Studies by various research organizations across the United States, Canada and Europe in 2008 show more than 13 percent of employees are bullied in their workplace, while 24 percent have experienced being bullied in the past.
The studies also show more than 12 percent of employees constantly witness others being bullied, while on the whole, one in 10 employees experiences workplace bullying on a regular basis.
As with schools, the workplace also has its bullies. And while it may seem harmless at first glance, office bullying has been categorized as one of the more damaging aspects of corporate culture. Because of this, several countries have passed legislation on the issue - Australia, Canada, Ireland, the United States, the United Kingdom and Sweden are among those who recognize office bullying as a health and safety threat to employees.
Ratih, however, says there has to be a clear definition of what constitutes 'office bullying' before action can be taken against it.

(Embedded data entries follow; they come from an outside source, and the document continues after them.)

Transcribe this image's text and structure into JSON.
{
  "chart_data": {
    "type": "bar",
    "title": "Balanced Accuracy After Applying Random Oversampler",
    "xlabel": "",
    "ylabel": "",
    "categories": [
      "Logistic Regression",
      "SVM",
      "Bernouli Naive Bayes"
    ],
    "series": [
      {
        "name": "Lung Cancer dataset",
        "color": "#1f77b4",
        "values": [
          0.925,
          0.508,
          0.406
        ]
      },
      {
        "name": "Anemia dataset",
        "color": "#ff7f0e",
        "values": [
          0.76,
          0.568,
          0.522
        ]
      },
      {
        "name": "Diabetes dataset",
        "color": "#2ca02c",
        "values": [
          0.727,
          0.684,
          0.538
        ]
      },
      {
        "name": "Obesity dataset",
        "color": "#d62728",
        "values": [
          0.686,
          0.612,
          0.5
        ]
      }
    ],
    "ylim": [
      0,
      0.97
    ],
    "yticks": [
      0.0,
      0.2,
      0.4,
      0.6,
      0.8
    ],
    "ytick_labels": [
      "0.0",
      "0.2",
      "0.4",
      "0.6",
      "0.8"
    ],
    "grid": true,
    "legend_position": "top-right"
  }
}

'Sometimes what happens is we project ourselves as victims of office bullying, when in fact we've allowed all this unfair treatment of ourselves to continue,' she says. 'We can choose to take a stand, and if we don't then the responsibility lies with us. In my experience, the problem usually comes from ourselves, and not from other people.'
MAKING IT WORK
Psychologist Ratih Ibrahim offers advice on staying sane in the modern workplace.
Know your limits
It's always good to stretch and see how far you can go beyond your regular duties and responsibilities at work, but remember to keep your efforts within reasonable limits. Knowing your strengths and weaknesses is pivotal in any workplace, especially when there's a bully watching from a distance and waiting to pounce on you the first chance they get.
Keep it real
Maintain a balance between work and play. Keeping things real at work is one way to keep you grounded regardless of the workload you have or the stress it's causing you. It doesn't mean you have to take a skeptical view of your office environment or, even worse, become apathetic. It means you have to create an internal harmony within yourself that allows you to see your personal and professional self as one entity.
Row your own boat
Many renowned leaders will attest to the fact that leading others is an impossible job; but it's far more impossible to lead yourself. Acquiring the right sense of self-leadership is an important milestone in self-development, because it means we're able to exercise control over our desires, wants and impulses. Once we've acquired this ability, concentrating on the work at hand becomes easy, as does performing passionately and efficiently.
A pat on the back
Self-respect is not the same as narcissism. And giving yourself a pat on the back every once in a while doesn't always translate into vanity. It's important for you to recognize your own value, rather than try to suppress it to be more like others. Having self-respect means knowing when to give others the benefit of the doubt, and give yourself some much-deserved credit. Bullies love it when their victims can't tell the difference between self-respect and vanity ' that's why they always flaunt their strengths in your face.